Here are some common conventions for recipe writing:
*List ingredients in the order that they are used.
*Make sure that all ingredients used are listed, and, conversely, that all ingredients listed are used.
*Don't abbreviate. (1 teaspoon, not 1 tsp.)
*Use exact amounts. (1/2 cup basil leaves, not a handful.)
*Be precise, and pay attention to wording. 1 cup chopped basil means you chop the basil, then measure it. 1 cup basil, chopped, means you measure, then chop. The difference is significant.
*Call for the measurements that cooks commonly use (1/4 cup water, not 2 ounces; 2 tablespoons grated Parmesan, not 1/8 cup.)
*Be as specific as possible. (Canned pineapple packed in juice -- or light syrup, or heavy syrup -- not just canned pineapple.) If an ingredient needs to be at room temperature or drained, say so.
*Be specific about package sizes, and be sure that the sizes and products called for are still available. (Package sizes change frequently.)
*In the directions, be concise but use full sentences.
*Be specific about pan sizes, cooking temperature and any other essential details.

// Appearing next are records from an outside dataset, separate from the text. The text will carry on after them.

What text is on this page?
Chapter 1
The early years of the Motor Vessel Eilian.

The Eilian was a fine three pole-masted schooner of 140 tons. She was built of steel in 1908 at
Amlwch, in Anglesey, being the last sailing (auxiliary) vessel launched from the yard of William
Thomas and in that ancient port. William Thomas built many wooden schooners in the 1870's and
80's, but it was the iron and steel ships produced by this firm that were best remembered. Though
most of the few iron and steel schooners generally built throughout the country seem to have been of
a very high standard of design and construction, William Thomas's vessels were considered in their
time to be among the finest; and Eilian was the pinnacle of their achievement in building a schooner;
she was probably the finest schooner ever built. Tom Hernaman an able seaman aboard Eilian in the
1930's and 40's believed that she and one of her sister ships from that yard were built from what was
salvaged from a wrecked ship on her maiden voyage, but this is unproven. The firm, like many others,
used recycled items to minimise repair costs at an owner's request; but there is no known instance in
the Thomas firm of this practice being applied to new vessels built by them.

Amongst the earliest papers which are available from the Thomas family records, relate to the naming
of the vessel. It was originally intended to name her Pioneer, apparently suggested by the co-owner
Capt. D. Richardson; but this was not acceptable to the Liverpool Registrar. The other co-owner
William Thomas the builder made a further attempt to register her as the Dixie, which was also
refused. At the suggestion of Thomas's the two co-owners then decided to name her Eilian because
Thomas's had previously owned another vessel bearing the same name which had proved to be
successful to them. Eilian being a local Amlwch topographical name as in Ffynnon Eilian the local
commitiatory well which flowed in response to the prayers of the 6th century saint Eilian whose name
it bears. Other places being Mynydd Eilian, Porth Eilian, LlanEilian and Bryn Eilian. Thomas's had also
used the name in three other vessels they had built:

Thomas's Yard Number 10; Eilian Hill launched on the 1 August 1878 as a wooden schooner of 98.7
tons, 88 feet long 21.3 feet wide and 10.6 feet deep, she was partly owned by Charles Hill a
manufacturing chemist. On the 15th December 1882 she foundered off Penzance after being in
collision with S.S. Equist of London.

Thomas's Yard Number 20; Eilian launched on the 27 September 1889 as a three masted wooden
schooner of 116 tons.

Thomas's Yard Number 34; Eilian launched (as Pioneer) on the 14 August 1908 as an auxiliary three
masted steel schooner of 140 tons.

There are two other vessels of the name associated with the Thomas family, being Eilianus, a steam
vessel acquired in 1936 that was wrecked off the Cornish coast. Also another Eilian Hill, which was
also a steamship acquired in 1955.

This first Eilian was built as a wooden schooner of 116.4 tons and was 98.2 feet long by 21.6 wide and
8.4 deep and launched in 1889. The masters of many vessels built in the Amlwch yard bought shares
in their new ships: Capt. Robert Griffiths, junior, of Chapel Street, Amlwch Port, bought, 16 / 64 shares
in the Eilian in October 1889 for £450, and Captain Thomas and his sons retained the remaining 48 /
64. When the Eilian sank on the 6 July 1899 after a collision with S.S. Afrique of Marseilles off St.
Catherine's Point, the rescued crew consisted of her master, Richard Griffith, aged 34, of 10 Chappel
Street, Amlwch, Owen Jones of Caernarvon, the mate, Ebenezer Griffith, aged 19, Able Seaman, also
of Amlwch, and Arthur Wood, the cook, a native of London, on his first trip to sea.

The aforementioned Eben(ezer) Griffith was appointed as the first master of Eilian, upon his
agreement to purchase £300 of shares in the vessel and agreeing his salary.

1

*Don’t assume that readers understand cooking terms such as “cream” or “dredge.” Instead, define them: “beat butter and sugar until light and fluffy” or “coat fish lightly with flour.”
*When appropriate, give a range of cooking times and provide a way to determine when the food is done. (Bake for 20 to 22 minutes, until golden brown.)
*Provide the number of servings that the recipe yields.
*If you adapted the recipe from another source, give credit.